The Holness administration has hailed NIDS as a game-changing archive of Jamaicans’ data that will speed up commerce and give the Government a sweeping view of the island’s demographic profile.
But privacy lobbyists have chafed at the initial attempt to make enlistment mandatory with the threat of legal penalties.
“If we had the NIDS, then all that would happen is you come in, you just show your card and all the data captured would then go into the vaccination database and it would take at least two, three, four minutes off the processing time,” Holness said on Monday.
“Three or four minutes off the processing time means that you could have a throughput maybe 20 per cent higher that what it is now.”
The law undergirding NIDS – the National Identification and Registration Act – was ruled null and void in 2019 by the court in a constitutional challenge mounted by Julian Robinson, the then People’s National Party general secretary.
New NIDS legislation, shorn of mandatory enrolment, is being reviewed by a joint select committee of Parliament.
Holness urged Jamaicans on Monday to get vaccinated in an orderly manner.
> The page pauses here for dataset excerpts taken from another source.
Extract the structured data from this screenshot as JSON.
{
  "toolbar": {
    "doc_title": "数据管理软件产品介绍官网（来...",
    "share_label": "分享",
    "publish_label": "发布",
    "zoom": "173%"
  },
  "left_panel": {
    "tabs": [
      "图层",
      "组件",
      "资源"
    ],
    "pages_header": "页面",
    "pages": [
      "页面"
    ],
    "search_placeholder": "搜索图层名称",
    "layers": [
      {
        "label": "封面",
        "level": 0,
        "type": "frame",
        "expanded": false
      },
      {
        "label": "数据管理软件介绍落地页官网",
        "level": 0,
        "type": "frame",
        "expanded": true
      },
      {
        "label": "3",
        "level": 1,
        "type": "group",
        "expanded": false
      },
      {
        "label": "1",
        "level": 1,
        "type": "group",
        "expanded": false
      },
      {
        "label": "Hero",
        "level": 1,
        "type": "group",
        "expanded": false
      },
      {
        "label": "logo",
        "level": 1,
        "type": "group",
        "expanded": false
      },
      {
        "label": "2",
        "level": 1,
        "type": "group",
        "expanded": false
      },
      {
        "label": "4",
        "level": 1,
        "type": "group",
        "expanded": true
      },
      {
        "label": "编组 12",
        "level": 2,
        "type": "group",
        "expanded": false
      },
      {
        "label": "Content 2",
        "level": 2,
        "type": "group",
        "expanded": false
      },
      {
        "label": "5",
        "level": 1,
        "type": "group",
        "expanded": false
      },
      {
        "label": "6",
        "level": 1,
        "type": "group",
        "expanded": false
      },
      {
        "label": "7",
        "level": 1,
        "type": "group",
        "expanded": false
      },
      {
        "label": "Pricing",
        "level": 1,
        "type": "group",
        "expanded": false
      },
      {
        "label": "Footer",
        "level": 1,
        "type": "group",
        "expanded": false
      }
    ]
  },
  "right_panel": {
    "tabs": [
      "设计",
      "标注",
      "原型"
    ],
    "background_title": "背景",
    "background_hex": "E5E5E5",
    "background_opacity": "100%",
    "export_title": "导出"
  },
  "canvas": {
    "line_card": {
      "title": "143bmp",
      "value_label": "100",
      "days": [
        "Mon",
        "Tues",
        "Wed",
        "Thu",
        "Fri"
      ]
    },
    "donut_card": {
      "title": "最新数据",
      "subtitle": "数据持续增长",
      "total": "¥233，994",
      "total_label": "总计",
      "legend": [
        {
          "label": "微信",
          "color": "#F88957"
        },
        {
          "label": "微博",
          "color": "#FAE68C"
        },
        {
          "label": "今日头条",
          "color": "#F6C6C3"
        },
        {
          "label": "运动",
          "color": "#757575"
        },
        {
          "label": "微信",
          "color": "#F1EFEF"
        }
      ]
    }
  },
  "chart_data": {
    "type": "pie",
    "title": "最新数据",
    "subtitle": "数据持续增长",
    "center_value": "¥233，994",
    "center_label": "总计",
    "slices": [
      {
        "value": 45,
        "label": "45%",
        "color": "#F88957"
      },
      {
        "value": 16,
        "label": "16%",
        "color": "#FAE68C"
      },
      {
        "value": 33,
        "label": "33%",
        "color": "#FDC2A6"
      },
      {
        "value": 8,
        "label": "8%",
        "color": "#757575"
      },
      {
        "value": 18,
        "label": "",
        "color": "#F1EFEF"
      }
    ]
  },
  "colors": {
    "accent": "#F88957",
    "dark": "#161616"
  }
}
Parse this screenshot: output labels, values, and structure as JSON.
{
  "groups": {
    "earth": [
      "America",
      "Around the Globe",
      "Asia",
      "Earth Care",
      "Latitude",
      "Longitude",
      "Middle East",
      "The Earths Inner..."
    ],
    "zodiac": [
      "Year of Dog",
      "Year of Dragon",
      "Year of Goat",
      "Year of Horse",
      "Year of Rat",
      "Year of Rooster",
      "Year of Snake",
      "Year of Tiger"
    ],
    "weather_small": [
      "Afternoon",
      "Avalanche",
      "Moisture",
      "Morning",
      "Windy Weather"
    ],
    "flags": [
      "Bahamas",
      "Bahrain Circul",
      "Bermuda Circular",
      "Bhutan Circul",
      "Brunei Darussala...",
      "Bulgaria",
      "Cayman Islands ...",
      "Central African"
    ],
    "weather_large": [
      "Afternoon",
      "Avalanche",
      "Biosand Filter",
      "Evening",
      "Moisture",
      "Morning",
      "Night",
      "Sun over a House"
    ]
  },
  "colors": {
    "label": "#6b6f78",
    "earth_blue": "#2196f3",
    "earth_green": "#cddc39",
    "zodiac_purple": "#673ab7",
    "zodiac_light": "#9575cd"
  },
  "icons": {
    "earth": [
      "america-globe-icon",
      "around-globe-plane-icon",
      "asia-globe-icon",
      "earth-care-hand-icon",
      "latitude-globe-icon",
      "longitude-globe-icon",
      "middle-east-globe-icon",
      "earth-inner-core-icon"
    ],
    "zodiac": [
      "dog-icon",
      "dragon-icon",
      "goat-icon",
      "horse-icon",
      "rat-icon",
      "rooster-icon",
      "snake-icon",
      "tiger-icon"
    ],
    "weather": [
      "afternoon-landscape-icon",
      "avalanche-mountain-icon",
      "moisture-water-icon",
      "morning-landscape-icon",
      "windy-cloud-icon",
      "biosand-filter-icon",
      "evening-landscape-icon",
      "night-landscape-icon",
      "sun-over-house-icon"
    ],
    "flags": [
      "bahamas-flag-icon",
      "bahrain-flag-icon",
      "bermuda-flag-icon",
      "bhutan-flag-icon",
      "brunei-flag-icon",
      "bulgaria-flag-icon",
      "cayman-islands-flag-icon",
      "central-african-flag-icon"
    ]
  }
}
The first week was affected by snafus like unscheduled persons skipping the line.
The prime minister said at a Jamaica House press briefing on Sunday that 94 breaches had been identified.
“I want to assure all Jamaicans that the Government is putting in all the effort necessary to ensure that we have a steady stream of vaccines and the vaccination process can go on without being broken at any point in time,” Holness said on Monday.
Meanwhile, Opposition Leader Mark Golding, who had completed the vaccination process by 1:07 p.m., ahead of the Holnesses, was caught unaware by the ease of the operation.
“You finish?” he enquired of public health nurse Fiona Ellis, who answered in the affirmative.
While complimenting the competence and professionalism of the healthcare staff, Golding said that he stepped up to the plate for the jab to help inject confidence in the inoculation drive.